Ich komme auch aus einer Kleinstadt mit knapp 15.000 Einwohnern mit einem schwachen ÖPNV innerorts und einem kaum existierenden ÖPNV zu den umliegenden Dörfern. Dazu kommt noch, dass die Gegend Hügelig ist und Steigungen jenseits der 10% keine Seltenheit. Es ist also nur für wenige eine Option alles mit dem Rad zu machen, auch wenn das durch Pedelecs natürlich heute besser geht als noch vor wenigen Jahren.
Der Einkauf ist für Viele dadurch erschwert, dass sich mittlerweile die Supermärkte alle auf einer sehr kleinen Fläche am einen Ende des Ortes konzentrieren. Einkauf ist aber was die Mobilität im ländlichen Raum (und dazu zähle ich Kleinstädte die nicht direkt mit größeren zusammengewachsen sind) angeht nur einer von vielen Punkten.
Dazu kommt dann vor allem der Arbeitsweg. Nicht jeder arbeitet am Ort selbst sondern viele in Umliegenden Orten. Die Verbindung zu den nächsten zwei größeren Städten ist mit der Bahn ins Zentrum zwar sehr gut, je nachdem wo dort der Arbeitgeber sitzt kann es aber eben durchaus sein, dass man mit ÖPNV pro Richtung 40-50 Minuten länger braucht. Trotzdem wird die Bahnverbindung gut angenommen und der erst vergrößerte P+R Parkplatz ist meist überfüllt. Hier kommen wir aber schon wieder zum nächsten Punkt. Möchte man mit der Bahn fahren, dann muss man auch erstmal zum Bahnhof kommen. ÖPNV gibt es dafür nicht und das Rad wäre zuletzt im Dezember alleine an 4 Werktagen wegen Schnee und Eisregen keine Lösung gewesen.
Soziale Kontakte entstehen in solchen Regionen schon ab der Schulzeit nicht nur in der Nachbarschaft sondern auch zu den umliegenden Dörfern. Schulfreunde, Arbeitskollegen, etc. kann man aber auch nicht einfach so mit dem Bus besuchen.
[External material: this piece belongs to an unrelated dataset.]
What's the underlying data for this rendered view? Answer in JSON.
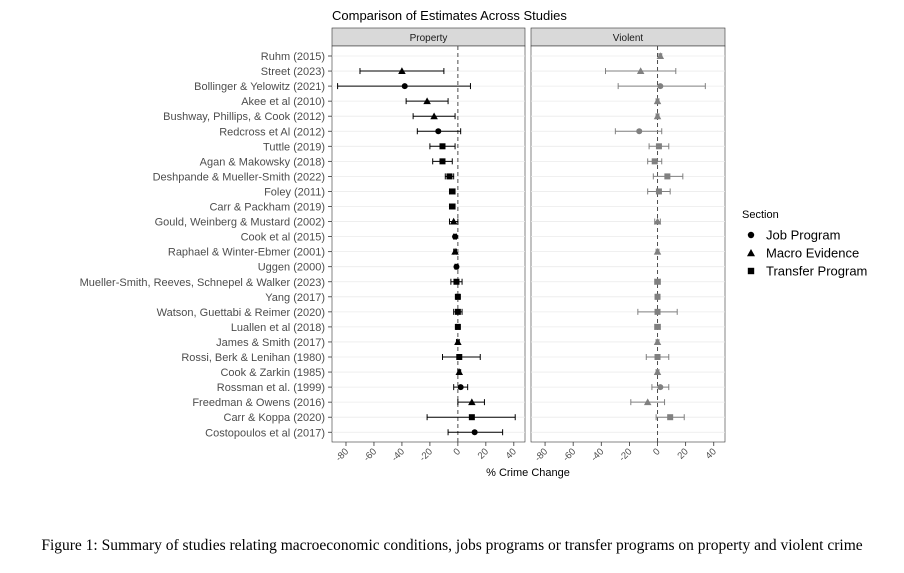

Noch extremer finde ich die Situation z.B. im Erzgebirge wo ich viel beruflich unterwegs bin. Hier gibt es viele kleinere Orte und zudem noch viele dezentrale Industriegebiete. Das ganze bei vielen Steigungen und schmalen Landstraßen und einem schneereichen Winter. Die wenigsten Paare und Familien dürften überhaupt die Situation haben, dass alle am gleichen Ort Arbeit und ggf. Schule haben können.
Das heißt zumindest zum aktuellen Stand ist es für die meisten kaum praktikabel auf eine Auto zu verzichten und ehrlich gesagt glaube ich auch nicht, dass in diesen Gegenden zukünftig in vielen Haushalten auf ein Auto verzichtet werden kann. Es ist aber auch heute schon durchaus so, dass ich sehe, dass die Leute trotzdem viel mehr einzelne Wege ohne Auto zurücklegen könnten. In meinem Bekanntenkreis gibt es viele die selbst kürzeste Wege mit dem Auto fahren, obwohl das nicht mal eine Zeitersparnis bringt. Weil das Auto sowieso vorhanden ist und anders als in Großstädten die Parkplatzsuche kein Problem ist wird nicht drüber nachgedacht welche Strecken auch anders zurückgelegt werden können.
Für die Zukunft würde ich mir für solche Regionen wünschen, dass es zumindest eine grundlegende Versorgung mit ÖPNV gibt und das Thema Radverkehr ausgebaut wird, z.B. auch durch sichere Abstellmöglichkeiten am Bahnhof. Ich glaube aufgrund des komplexen Verkehrs in alle Richtungen nicht, dass man das Auto komplett überflüssig machen kann, aber man kann zumindest die Abhängigkeit vom Auto massiv reduzieren. Und wenn damit nur der Zweit- oder Drittwagen (bei Familien mit erwachsenen Kindern) reduziert werden kann und die insgesamt zurückgelegten km deutlich reduziert werden, wäre in meinen Augen schon ein großer Schritt getan.
Das Thema Tempo 30 in Städten und Abbau von Parkplätzen sehe ich aber insgesamt so wie es in der Lage angesprochen wurde. Tempo 30 gibt es in Österreich auch in kleinen Orten ohne Probleme und der Abbau von Parkplätzen könnte für die vom Land kommende Bevölkerung dadurch abgemildert werden, dass attraktive P+R Angebote geschaffen werden.